How can she go on TV looking like that?

So you're sure you don't want to go to Grove Hills?

Positive.

Why go to a special school to learn useless information when I can do it at Lawndale for free?

Well, Daria, your father and I think you're passing up an important opportunity.

But you said...

However, we said we'd respect your decision, and a promise is a promise.

Really? So I can have that pony now?

If you change your mind, sweetie, you just let us know, all right?

By the way, what did you think of the Landons?

Very nice! Yes, very nice, very nice.

You ticked them off.

No, no, no, no.

Yes.

Of course you don't have to go to Grove Hills.

I'd never ask you to do anything you'd regret.

Oh... me neither.

So, what do you think of the Morgendorffers?

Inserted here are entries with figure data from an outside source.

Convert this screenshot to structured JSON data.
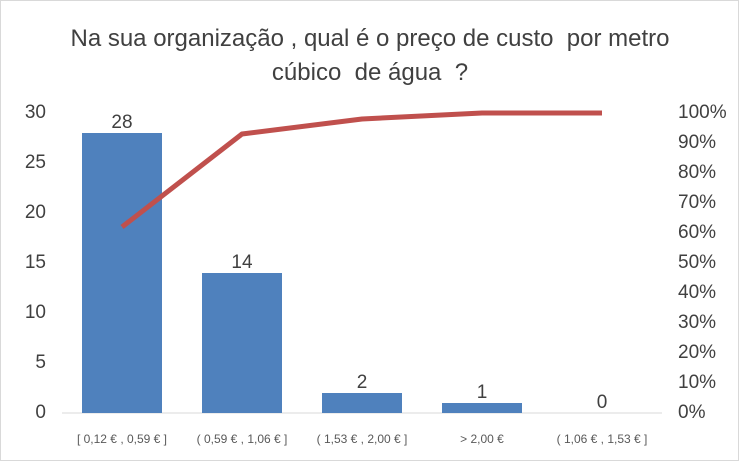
{
  "chart_data": {
    "type": "pareto",
    "title": "Na sua organização , qual é o preço de custo  por metro cúbico  de água  ?",
    "categories": [
      "[ 0,12 € ,  0,59 € ]",
      "( 0,59 € ,  1,06 € ]",
      "( 1,53 € ,  2,00 € ]",
      "> 2,00 €",
      "( 1,06 € ,  1,53 € ]"
    ],
    "series": [
      {
        "type": "bar",
        "color": "#4f81bd",
        "values": [
          28,
          14,
          2,
          1,
          0
        ]
      },
      {
        "type": "line",
        "axis": "y2",
        "color": "#c0504d",
        "values": [
          62,
          93,
          98,
          100,
          100
        ]
      }
    ],
    "ylim": [
      0,
      30
    ],
    "yticks": [
      0,
      5,
      10,
      15,
      20,
      25,
      30
    ],
    "y2lim": [
      0,
      100
    ],
    "y2ticks": [
      {
        "value": 0,
        "label": "0%"
      },
      {
        "value": 10,
        "label": "10%"
      },
      {
        "value": 20,
        "label": "20%"
      },
      {
        "value": 30,
        "label": "30%"
      },
      {
        "value": 40,
        "label": "40%"
      },
      {
        "value": 50,
        "label": "50%"
      },
      {
        "value": 60,
        "label": "60%"
      },
      {
        "value": 70,
        "label": "70%"
      },
      {
        "value": 80,
        "label": "80%"
      },
      {
        "value": 90,
        "label": "90%"
      },
      {
        "value": 100,
        "label": "100%"
      }
    ],
    "grid": false
  }
}
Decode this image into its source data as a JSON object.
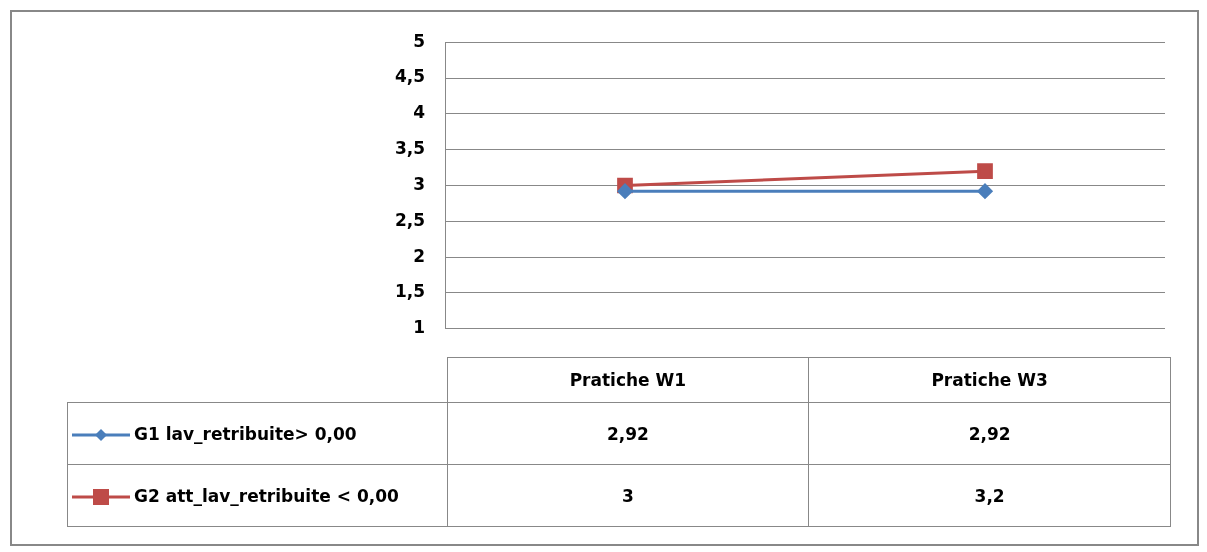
{
  "chart_data": {
    "type": "line",
    "categories": [
      "Pratiche W1",
      "Pratiche W3"
    ],
    "series": [
      {
        "name": "G1 lav_retribuite> 0,00",
        "color": "#4a7ebb",
        "marker": "diamond",
        "values": [
          2.92,
          2.92
        ],
        "value_labels": [
          "2,92",
          "2,92"
        ]
      },
      {
        "name": "G2 att_lav_retribuite < 0,00",
        "color": "#be4b48",
        "marker": "square",
        "values": [
          3,
          3.2
        ],
        "value_labels": [
          "3",
          "3,2"
        ]
      }
    ],
    "ylim": [
      1,
      5
    ],
    "yticks": [
      1,
      {
        "value": 1.5,
        "label": "1,5"
      },
      2,
      {
        "value": 2.5,
        "label": "2,5"
      },
      3,
      {
        "value": 3.5,
        "label": "3,5"
      },
      4,
      {
        "value": 4.5,
        "label": "4,5"
      },
      5
    ],
    "grid": "y",
    "legend": "bottom",
    "line_style": "solid"
  }
}
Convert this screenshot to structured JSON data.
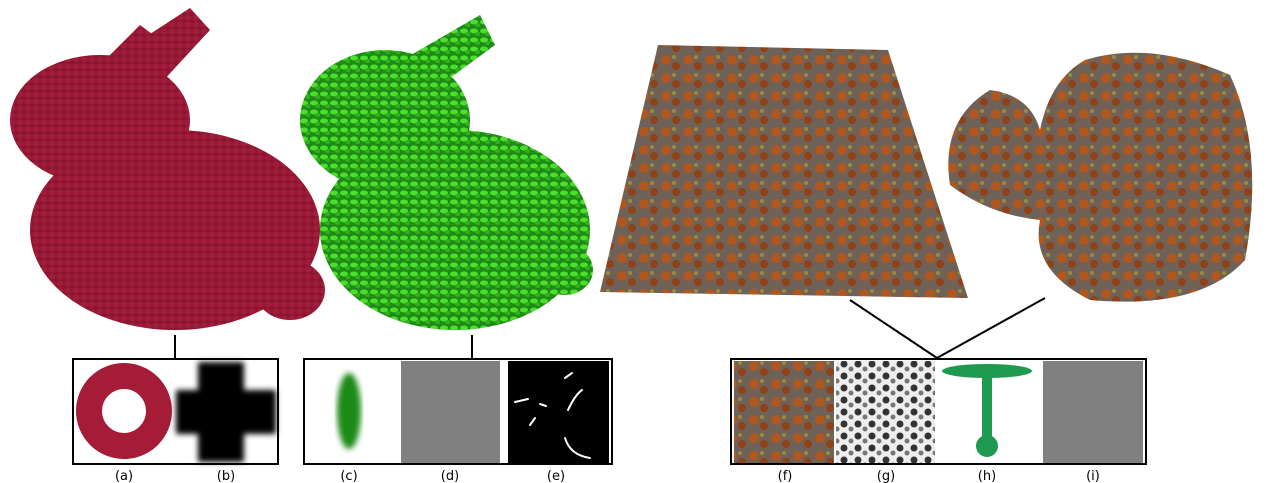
{
  "figure": {
    "labels": [
      "(a)",
      "(b)",
      "(c)",
      "(d)",
      "(e)",
      "(f)",
      "(g)",
      "(h)",
      "(i)"
    ]
  }
}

What a couple of head cases.

Mortgage, sweet mortgage!

What do you want to do now, honey?

Trial separation?

And then the other thing is, who came up with the name "tennis bracelet" anyway?

It sounds like some kind of a sweatband, if you ask me.

You know what I'd name them?

Wrist ornaments.

It's like a tree ornament, only for your wrist.

Doesn't that sound festive?

Take... her... now.

This story I've gotta hear.

Rent a brain.

How to Win Friends and Influence People.

It's not bad.

It's about all the things a good attitude can get you.

This is about attitude as well.

"A young man's journey into unknown territory brings him face-to-face with the savage brutality within his own soul."